The opinion below condemns the conduct of both parties in various details of the transaction out of which this litigation arose. The record discloses that, when acting together in the pursuit of gain, they were not governed by [286 U.S. 451, 461] proper standards, and that, where their interests came in conflict, they disregarded considerations making for fair play. Nice distinctions as to which disclosed the greater lack of good faith are not sufficient to warrant a court of equity in putting upon one any part of the expenses incurred by the other in waging such a contest.
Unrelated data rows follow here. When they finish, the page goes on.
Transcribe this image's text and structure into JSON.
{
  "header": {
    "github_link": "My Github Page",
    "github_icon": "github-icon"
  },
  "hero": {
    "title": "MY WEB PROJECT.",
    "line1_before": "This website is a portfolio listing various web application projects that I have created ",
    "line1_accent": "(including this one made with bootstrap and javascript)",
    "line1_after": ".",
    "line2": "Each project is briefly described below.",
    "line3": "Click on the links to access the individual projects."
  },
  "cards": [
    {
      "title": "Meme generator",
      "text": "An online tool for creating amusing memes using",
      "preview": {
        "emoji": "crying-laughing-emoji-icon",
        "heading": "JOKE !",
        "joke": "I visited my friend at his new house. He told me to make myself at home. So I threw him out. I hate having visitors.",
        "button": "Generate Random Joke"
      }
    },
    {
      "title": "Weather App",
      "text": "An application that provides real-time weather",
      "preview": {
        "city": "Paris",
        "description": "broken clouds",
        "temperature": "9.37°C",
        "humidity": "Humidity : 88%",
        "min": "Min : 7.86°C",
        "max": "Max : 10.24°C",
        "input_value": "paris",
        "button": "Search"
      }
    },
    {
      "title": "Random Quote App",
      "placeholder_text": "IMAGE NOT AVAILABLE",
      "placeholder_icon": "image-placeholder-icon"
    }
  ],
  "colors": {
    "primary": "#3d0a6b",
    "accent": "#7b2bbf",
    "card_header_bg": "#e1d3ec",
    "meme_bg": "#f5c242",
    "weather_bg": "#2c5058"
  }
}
Assuming that the matter was properly before the court for consideration, we are of opinion that the record does not warrant any such allowance in favor of respondent.
The bank is not entitled as against petitioner to any allowance on account of expenses or counsel fees incurred to protect its claim against the fund to secure the debt owing by respondent to it. But under settled principles applied in equity courts, its reasonable expenses, including a fair amount to pay that fees of its attorneys incurred in this suit, and which are attributable to the discharge of its duty under the escrow agreement, properly may be made a first charge against the fund as a whole. United States v. Equitable Trust Co., 283 U.S. 738, 744 , 51 S. Ct. 639. The decree will be modified in accordance with this opinion, and the costs in this court will be taxed against respondent.
Modified, and, as modified, affirmed.